Le neurobiologiste (aussi appelé chercheur en neurosciences, chercheur en neurobiologie, chargé de recherche CNRS/Inserm, maître de conférences ou professeur des universités en neurosciences selon le niveau hiérarchique) est un scientifique spécialisé dans l'étude du système nerveux (cerveau, moelle épinière, nerfs périphériques) et de ses fonctions au niveau moléculaire, cellulaire, tissulaire, organique et comportemental. Son champ d'investigation couvre le développement du cerveau (neurodéveloppement), le fonctionnement des neurones et des synapses, la plasticité cérébrale, les circuits neuronaux, les mécanismes de la mémoire et de l'apprentissage, les bases biologiques du comportement, les maladies neurodégénératives (Alzheimer, Parkinson, Huntington, SLA), les troubles psychiatriques (dépression, schizophrénie, autisme), les lésions cérébrales et les addictions.

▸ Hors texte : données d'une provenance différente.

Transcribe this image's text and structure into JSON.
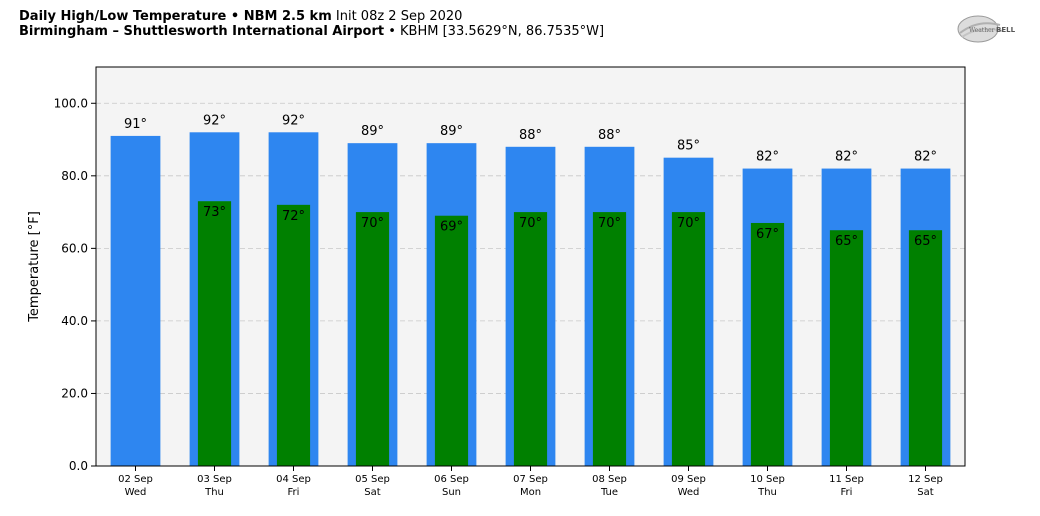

Le code ROME associé est K2402 — Recherche en sciences de l'univers, de la matière et du vivant, avec des passerelles vers K2108 — Enseignement supérieur pour les carrières universitaires.

En France, le neurobiologiste exerce principalement dans les grands organismes publics de recherche : le CNRS (Centre National de la Recherche Scientifique, créé en 1939), l'Inserm (Institut National de la Santé et de la Recherche Médicale, créé en 1964), le CEA (Commissariat à l'Énergie Atomique et aux Énergies Alternatives, NeuroSpin Saclay), l'INRAE, l'Institut Pasteur (Département Neurosciences, Paris), l'Institut du Cerveau ICM (Pitié-Salpêtrière, Paris), les Instituts de Neurosciences du CNRS à Marseille (INT Institut de Neurosciences de la Timone), Bordeaux (IINS Institut Interdisciplinaire de Neurosciences) et Paris (ENP, École des Neurosciences de Paris), ainsi que dans les universités (laboratoires UMR mixtes CNRS/Inserm/Université). Les statuts principaux sont : Chargé de Recherche CNRS ou Inserm (CR, catégorie A, décret n° 83-1260 du 30 décembre 1983), Directeur de Recherche CNRS ou Inserm (DR, catégorie A+), Maître de Conférences des Universités (MCF, décret n° 84-431) et Professeur des Universités (PR). Les Ingénieurs de Recherche (IR) et Ingénieurs d'Études (IE) complètent les équipes dans des fonctions techniques et méthodologiques.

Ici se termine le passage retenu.